BY GIGI NUTTER – The old Master’s directive was to “ride your horse forward and straight.” It is important for a rider to understand that there are mental and physical aspects to the concept of “forward” riding. The physical characteristics center on the horse, while the mental aspects apply to both horse and rider.
Beginning with the physical, riding a horse forward builds the correct muscles from the hind legs through the back. As a horse’s strength improves in these areas, so does the thrusting power. This results in “impulsion” or the pushing force that allows a horse to move forward powerfully and with energy. It is critical that this strength and physical ability to move forward be developed and encouraged in the young horse.
Riders must not confuse forward riding or impulsion with speed. A forward trot is correct when the horse pushes powerfully from the hind end and through the back. This is very different than a horse rushing flatly using hundreds of short, choppy steps.
Shifting to the mental aspect of “forward”, a trained horse must have an innate desire to move forward with power and enthusiasm. Not all horses are born with a genetic “Go” button. Others are hot and always ready to move but this comes with tension and anxiety. It is up to the rider to develop a horse’s willingness and understanding.

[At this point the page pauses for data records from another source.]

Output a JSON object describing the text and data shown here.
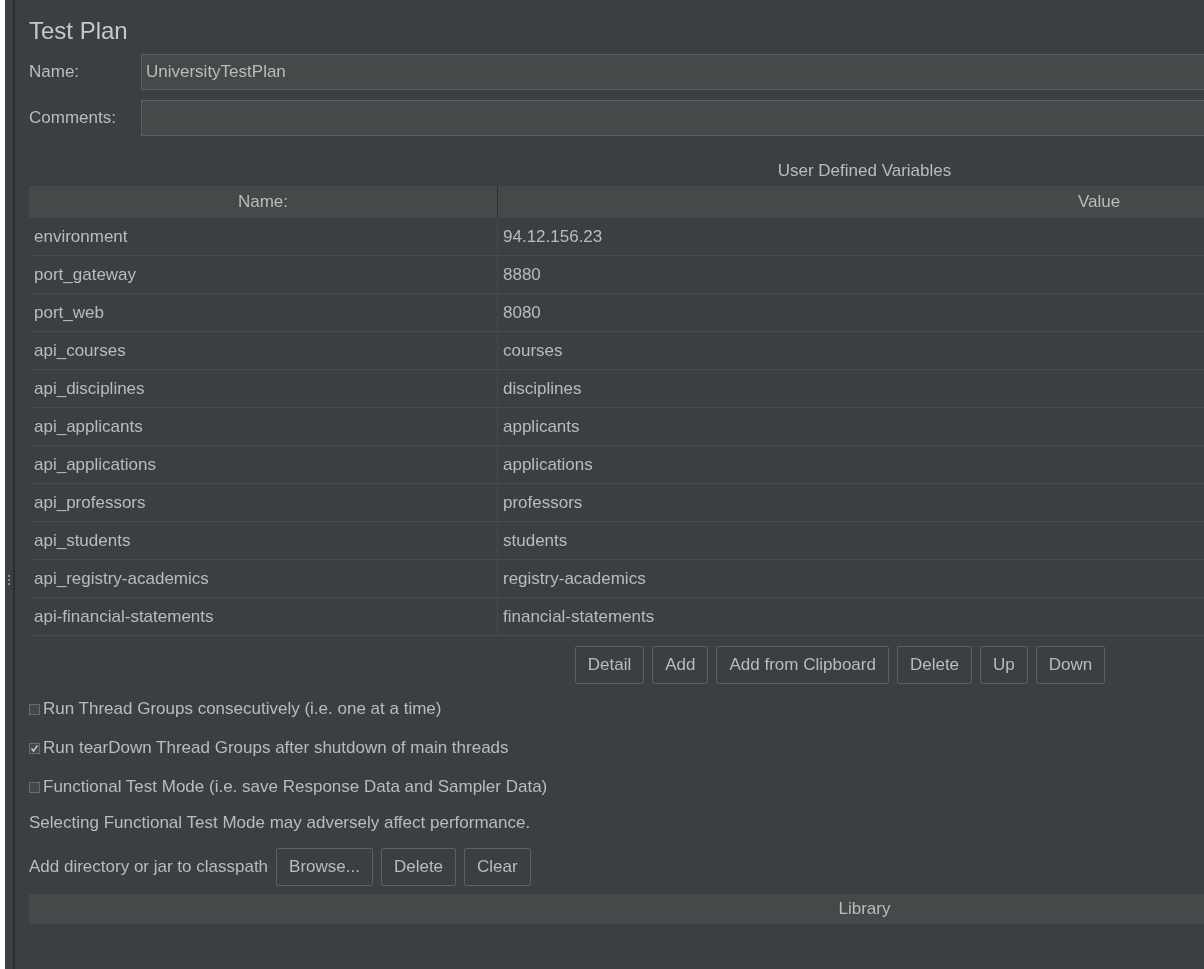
{
  "title": "Test Plan",
  "name_field": {
    "label": "Name:",
    "value": "UniversityTestPlan"
  },
  "comments_field": {
    "label": "Comments:"
  },
  "variables": {
    "title": "User Defined Variables",
    "columns": [
      "Name:",
      "Value"
    ],
    "rows": [
      {
        "name": "environment",
        "value": "94.12.156.23"
      },
      {
        "name": "port_gateway",
        "value": "8880"
      },
      {
        "name": "port_web",
        "value": "8080"
      },
      {
        "name": "api_courses",
        "value": "courses"
      },
      {
        "name": "api_disciplines",
        "value": "disciplines"
      },
      {
        "name": "api_applicants",
        "value": "applicants"
      },
      {
        "name": "api_applications",
        "value": "applications"
      },
      {
        "name": "api_professors",
        "value": "professors"
      },
      {
        "name": "api_students",
        "value": "students"
      },
      {
        "name": "api_registry-academics",
        "value": "registry-academics"
      },
      {
        "name": "api-financial-statements",
        "value": "financial-statements"
      }
    ],
    "buttons": [
      "Detail",
      "Add",
      "Add from Clipboard",
      "Delete",
      "Up",
      "Down"
    ]
  },
  "options": [
    {
      "label": "Run Thread Groups consecutively (i.e. one at a time)",
      "checked": false
    },
    {
      "label": "Run tearDown Thread Groups after shutdown of main threads",
      "checked": true
    },
    {
      "label": "Functional Test Mode (i.e. save Response Data and Sampler Data)",
      "checked": false
    }
  ],
  "note": "Selecting Functional Test Mode may adversely affect performance.",
  "classpath": {
    "label": "Add directory or jar to classpath",
    "buttons": [
      "Browse...",
      "Delete",
      "Clear"
    ]
  },
  "library": {
    "columns": [
      "Library"
    ]
  }
}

Rider’s must teach their horses that the driving aids mean “forward.” That means a horse should always respect the seat, whip and spur without negative tension. Any driving aid given should be met with a positive forward response. This is another aspect of training that is not emphasized enough in the early stages of a horse’s education. Once a young horse learns to resist by either kicking or bucking at driving aids, you are in immediate danger of creating a “backwards-thinking” horse. Correctly trained horses understand that the driving aids mean “go forward” and they continue advancing ahead without constant reinforcement of the aids.
Not all horses that respond to driving aids do so willingly. This willingness is created through trust and a rider’s ability to keep the training relaxed and enjoyable for the horse. Years ago, I watched Dr. Reiner Klimke work horses in Germany. There was a sand track surrounding the farm. After walking on loose reins, young horses were asked to move forward. In most cases, they looked like they really wanted to. It was like watching children being let out of class for recess. If trainers earn a horse’s trust and develop a willingness to go forward, the pair is well poised to move up the levels. Horses need to feel free, relaxed and unrestricted.

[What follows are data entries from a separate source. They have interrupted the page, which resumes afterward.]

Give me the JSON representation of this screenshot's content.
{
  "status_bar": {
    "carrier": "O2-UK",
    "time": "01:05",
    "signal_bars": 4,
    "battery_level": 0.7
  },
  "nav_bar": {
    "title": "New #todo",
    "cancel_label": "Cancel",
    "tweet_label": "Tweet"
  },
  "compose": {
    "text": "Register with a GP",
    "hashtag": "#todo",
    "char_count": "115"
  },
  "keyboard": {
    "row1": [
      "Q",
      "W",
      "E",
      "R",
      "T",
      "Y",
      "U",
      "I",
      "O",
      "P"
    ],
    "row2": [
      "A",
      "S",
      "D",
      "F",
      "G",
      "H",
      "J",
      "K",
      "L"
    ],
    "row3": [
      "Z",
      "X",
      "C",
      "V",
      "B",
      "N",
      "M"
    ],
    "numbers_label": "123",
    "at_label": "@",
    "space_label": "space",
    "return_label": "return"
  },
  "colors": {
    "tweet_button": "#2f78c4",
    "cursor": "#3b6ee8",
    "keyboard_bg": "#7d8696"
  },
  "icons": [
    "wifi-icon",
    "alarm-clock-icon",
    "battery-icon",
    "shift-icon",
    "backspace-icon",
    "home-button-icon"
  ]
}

In my experience, it’s not the horse that has the most difficulty understanding the concept of “forward.” It’s the riders.
At clinics, students frequently demonstrate a lack of understanding regarding how forward they can ride their horse. There is a limit based on the horse’s conditioning and athleticism as to how hard he can push and maintain relaxation and balance. Most clinic riders don’t ride anywhere near that limit. Many trends in equestrian training emphasize relaxation and calmness. Dressage riders frequently interpret this to mean they should spend hours on the longe cooing to their horse and seek constant calm as they school from the saddle. This doesn’t result in a strong, forward horse that is prepared to move up the levels. It creates a horse that only offers the minimum amount of effort necessary to get through the work.

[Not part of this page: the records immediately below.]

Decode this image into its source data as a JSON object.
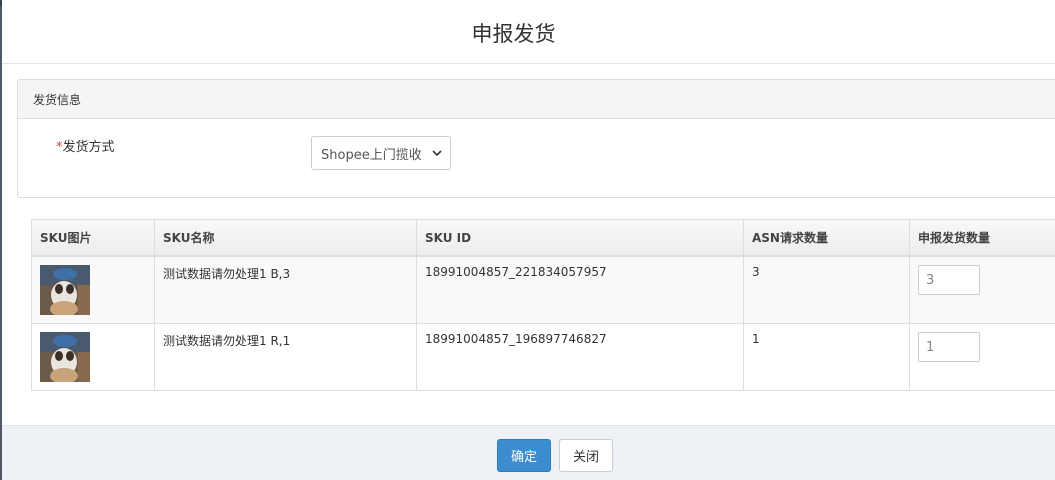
{
  "modal": {
    "title": "申报发货"
  },
  "panel": {
    "heading": "发货信息",
    "field_required_mark": "*",
    "field_label": "发货方式",
    "select_value": "Shopee上门揽收"
  },
  "table": {
    "headers": [
      "SKU图片",
      "SKU名称",
      "SKU ID",
      "ASN请求数量",
      "申报发货数量"
    ],
    "rows": [
      {
        "name": "测试数据请勿处理1 B,3",
        "sku_id": "18991004857_221834057957",
        "asn_qty": "3",
        "declare_qty": "3"
      },
      {
        "name": "测试数据请勿处理1 R,1",
        "sku_id": "18991004857_196897746827",
        "asn_qty": "1",
        "declare_qty": "1"
      }
    ]
  },
  "footer": {
    "confirm_label": "确定",
    "close_label": "关闭"
  },
  "colors": {
    "primary": "#3c8dd0",
    "required": "#e03a3a"
  }
}
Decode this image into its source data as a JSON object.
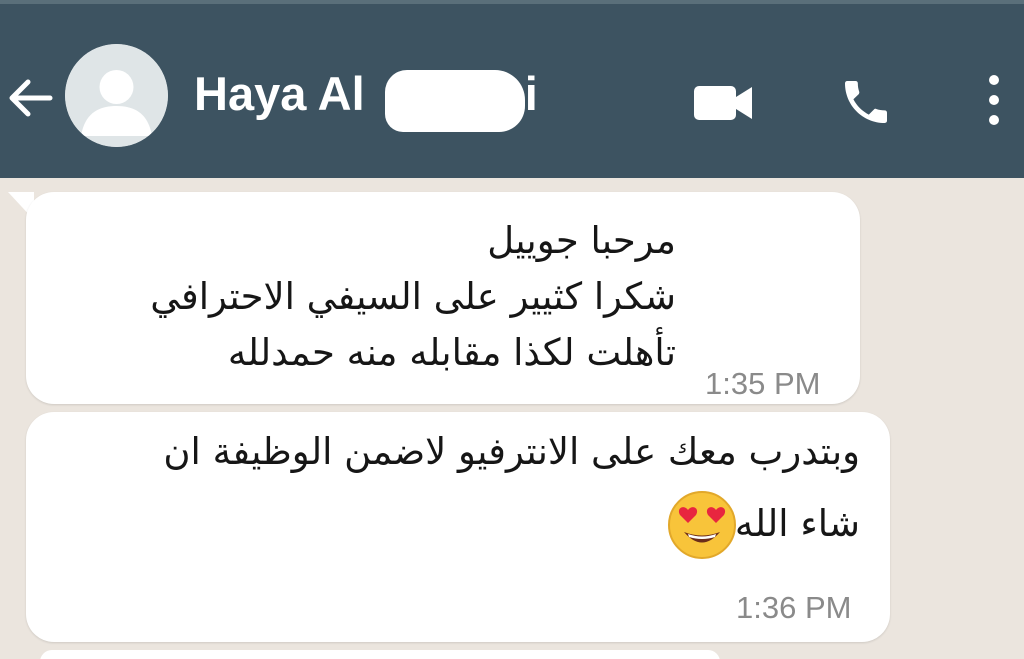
{
  "header": {
    "contact_name": "Haya Al",
    "contact_name_tail": "i",
    "background_color": "#3d5361"
  },
  "icons": {
    "back": "arrow-left-icon",
    "avatar": "default-avatar-icon",
    "video": "video-camera-icon",
    "call": "phone-icon",
    "menu": "more-vertical-icon",
    "emoji": "heart-eyes-emoji-icon"
  },
  "messages": [
    {
      "lines": [
        "مرحبا جوييل",
        "شكرا كثيير على السيفي  الاحترافي",
        "تأهلت لكذا مقابله منه حمدلله"
      ],
      "time": "1:35 PM"
    },
    {
      "lines": [
        "وبتدرب معك على الانترفيو لاضمن الوظيفة ان",
        "شاء الله"
      ],
      "time": "1:36 PM"
    }
  ]
}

While most people equate courage to eventing, show jumping or steeplechase, dressage riders require this trait as well. It takes a certain amount of courage and confidence to steadily ask a horse to move more forward, especially those that are inclined to be lazy from the start of training. Riders that fear the occasional buck or disobedience will have problems taking their horse to the limit. This will restrict their progress in training.
A horse must develop the ability to move willingly and powerfully forward in a relaxed manner before collection can begin. The rider must create this confident, powerful equine through thoughtful, dedicated schooling conducted with courage and patience. Both horse and rider must enjoy the process.